Tidak ada yang menjawab.
"Kim Mingyu?" Guru Jeon kembali mengulangi. Aku mengedarkan pandangku ke seluruh kelas. Akan tetapi, tidak ada tanda-tanda dari yang bernama Kim Mingyu.
"Tidak hadir, eh?" tanya Guru Jeon. Menatap wajah murid-murid guna memastikan. "Baru hari pertama masa sudah tidak masuk," ujarnya dingin. Guru Jeon menunduk untuk mencoreng ketika sebuah suara dengan lantang terdengar dari pintu belakang kelas.
"Kim Mingyu hadir!"
Seisi kelas menoleh; memandanginya. Figur pemuda tinggi, berahang tegas, berkulit moka dengan peluh di area wajahnya menguatkan asumsi bahwa ia terlambat.
"Kim Mingyu hadir." Ulangnya.
Dia menatap isi kelas lalu membungkuk kecil, "Saya minta maaf,". Kemudian ia melangkah ke kursi kosong yang kebetulan paling dekat dengannya.
"Aku tidak menyuruhmu duduk," suara santai Guru Jeon membekukan diri Mingyu.
Sungguh, berbuat ulah di tahun ajaran baru dengan Jeon Somin sebagai wali kelas bukanlah hal yang patut dicontoh.
"Maju Kim Mingyu,"
Ku tatap Guru Jeon dengan menggeleng pelan. Dia selalu punya cara untuk menghukum orang lain, tapi ketika aku tanya di rumah kenapa dia senang sekali menghukum jawabannya cukup bikin tercengang.
'Karena- itu cukup hiburan,'
Ya, aku tidak heran sih kalau terkadang dia dilabeli dengan guru psiko di samping guru killer. Alasan tidak bermutu memang.
Kim Mingyu berjalan ke depan kelas dengan agak gugup.

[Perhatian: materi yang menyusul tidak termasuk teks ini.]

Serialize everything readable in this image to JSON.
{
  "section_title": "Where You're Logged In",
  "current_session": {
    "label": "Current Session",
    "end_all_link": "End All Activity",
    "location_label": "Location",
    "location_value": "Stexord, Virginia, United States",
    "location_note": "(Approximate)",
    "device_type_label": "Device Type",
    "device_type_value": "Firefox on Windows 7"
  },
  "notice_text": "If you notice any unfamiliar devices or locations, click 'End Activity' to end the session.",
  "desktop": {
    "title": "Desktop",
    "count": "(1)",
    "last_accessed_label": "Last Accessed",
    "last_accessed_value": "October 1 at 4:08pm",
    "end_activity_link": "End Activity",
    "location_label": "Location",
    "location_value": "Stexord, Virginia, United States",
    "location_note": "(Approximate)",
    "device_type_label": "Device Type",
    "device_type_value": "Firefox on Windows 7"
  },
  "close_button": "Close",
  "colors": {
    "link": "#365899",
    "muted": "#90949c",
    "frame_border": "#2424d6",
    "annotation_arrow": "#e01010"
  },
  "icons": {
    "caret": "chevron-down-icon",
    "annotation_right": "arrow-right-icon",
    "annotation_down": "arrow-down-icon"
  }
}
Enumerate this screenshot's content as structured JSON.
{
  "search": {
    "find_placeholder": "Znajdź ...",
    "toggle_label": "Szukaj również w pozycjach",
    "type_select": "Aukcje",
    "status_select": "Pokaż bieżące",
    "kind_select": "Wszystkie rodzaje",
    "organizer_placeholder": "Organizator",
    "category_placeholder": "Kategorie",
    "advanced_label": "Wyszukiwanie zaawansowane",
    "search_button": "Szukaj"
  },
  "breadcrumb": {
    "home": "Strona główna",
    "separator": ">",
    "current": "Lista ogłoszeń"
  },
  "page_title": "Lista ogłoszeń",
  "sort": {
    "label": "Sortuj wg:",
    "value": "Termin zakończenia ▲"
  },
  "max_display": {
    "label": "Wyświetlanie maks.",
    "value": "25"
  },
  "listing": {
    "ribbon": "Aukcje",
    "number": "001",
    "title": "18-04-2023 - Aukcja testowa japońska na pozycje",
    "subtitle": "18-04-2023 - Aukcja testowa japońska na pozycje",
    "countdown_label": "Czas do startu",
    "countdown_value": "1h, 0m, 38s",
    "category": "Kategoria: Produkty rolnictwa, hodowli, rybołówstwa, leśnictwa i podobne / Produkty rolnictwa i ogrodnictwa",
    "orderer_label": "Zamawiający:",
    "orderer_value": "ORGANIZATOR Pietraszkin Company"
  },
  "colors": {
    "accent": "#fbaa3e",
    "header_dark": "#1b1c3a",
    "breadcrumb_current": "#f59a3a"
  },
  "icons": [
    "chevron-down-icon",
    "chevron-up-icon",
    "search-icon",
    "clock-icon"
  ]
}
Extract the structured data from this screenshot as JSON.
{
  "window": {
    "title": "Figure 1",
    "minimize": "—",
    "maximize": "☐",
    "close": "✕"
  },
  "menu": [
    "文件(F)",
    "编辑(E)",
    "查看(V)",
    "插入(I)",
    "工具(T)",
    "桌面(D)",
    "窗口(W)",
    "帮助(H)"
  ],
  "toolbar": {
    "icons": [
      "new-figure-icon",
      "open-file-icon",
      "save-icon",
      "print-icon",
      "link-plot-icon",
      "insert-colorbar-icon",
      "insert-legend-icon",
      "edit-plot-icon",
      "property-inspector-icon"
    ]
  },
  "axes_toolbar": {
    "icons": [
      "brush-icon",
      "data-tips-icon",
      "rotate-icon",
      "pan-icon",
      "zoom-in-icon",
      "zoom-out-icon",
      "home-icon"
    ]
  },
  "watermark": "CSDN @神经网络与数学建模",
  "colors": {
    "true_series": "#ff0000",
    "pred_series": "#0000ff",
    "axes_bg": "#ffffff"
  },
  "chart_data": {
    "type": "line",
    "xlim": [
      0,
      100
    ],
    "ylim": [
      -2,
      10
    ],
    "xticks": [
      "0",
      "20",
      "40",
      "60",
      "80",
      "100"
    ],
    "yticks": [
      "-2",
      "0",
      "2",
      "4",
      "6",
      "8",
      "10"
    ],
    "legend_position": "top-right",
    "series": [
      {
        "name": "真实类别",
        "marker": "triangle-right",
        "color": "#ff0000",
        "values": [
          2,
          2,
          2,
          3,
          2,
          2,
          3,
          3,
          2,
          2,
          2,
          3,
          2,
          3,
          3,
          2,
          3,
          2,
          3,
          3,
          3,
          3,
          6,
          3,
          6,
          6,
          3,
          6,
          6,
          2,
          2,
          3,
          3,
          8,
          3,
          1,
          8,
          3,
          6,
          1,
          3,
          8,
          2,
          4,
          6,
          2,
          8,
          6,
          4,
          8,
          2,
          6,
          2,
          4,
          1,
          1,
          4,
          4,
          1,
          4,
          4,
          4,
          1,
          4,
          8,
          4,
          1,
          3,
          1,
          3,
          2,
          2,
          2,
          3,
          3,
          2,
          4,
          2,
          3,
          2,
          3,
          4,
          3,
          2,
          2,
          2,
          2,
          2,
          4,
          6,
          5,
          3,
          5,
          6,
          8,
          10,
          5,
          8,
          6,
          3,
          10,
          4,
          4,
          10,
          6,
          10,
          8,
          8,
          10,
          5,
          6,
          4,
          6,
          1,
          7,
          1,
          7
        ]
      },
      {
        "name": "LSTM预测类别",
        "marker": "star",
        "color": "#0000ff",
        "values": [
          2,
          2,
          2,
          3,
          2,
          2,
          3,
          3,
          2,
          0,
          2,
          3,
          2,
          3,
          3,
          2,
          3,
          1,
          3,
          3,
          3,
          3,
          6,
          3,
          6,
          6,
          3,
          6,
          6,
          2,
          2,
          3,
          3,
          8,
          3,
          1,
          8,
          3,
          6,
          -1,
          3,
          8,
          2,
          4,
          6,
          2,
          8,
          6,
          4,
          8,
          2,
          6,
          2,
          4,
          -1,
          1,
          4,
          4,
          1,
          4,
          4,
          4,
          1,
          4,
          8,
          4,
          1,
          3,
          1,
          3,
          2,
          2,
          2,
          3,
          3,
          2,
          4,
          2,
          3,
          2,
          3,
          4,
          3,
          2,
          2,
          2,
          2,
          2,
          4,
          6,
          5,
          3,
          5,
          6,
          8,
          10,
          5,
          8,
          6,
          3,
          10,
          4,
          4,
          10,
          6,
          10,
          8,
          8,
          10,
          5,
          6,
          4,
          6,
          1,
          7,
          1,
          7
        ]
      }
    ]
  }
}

Guru Jeon memberikannya kertas presensi, "Absen teman-temanmu," pintanya.
"A-apa Miss?"
"Absen teman-temanmu," ulang Guru Jeon.
Ku perhatikan wajah Kim Mingyu yang mendadak hampa; menatap kertas itu dengan wajah gugup yang teramat jelas.
"Kenapa? Kau tidak mau?"
"I-iya Miss," sahutnya cepat-cepat.
Alisku terangkat keheranan. Kenapa dia? Disuruh mengabsen saja seperti disuruh gantung diri. Ketakutan sekali.
Lamat-lamat, Kim Mingyu mulai memanggil satu persatu nama; melanjutkan dari nama miliknya.
"Dia si pendiam dari kelas 1-3," kata Soonyoung dengan melirikku; memberikan informasi, aku hanya menatapnya sekilas lalu melirik Kim Mingyu sekejap sebelum menengok ke luar jendela.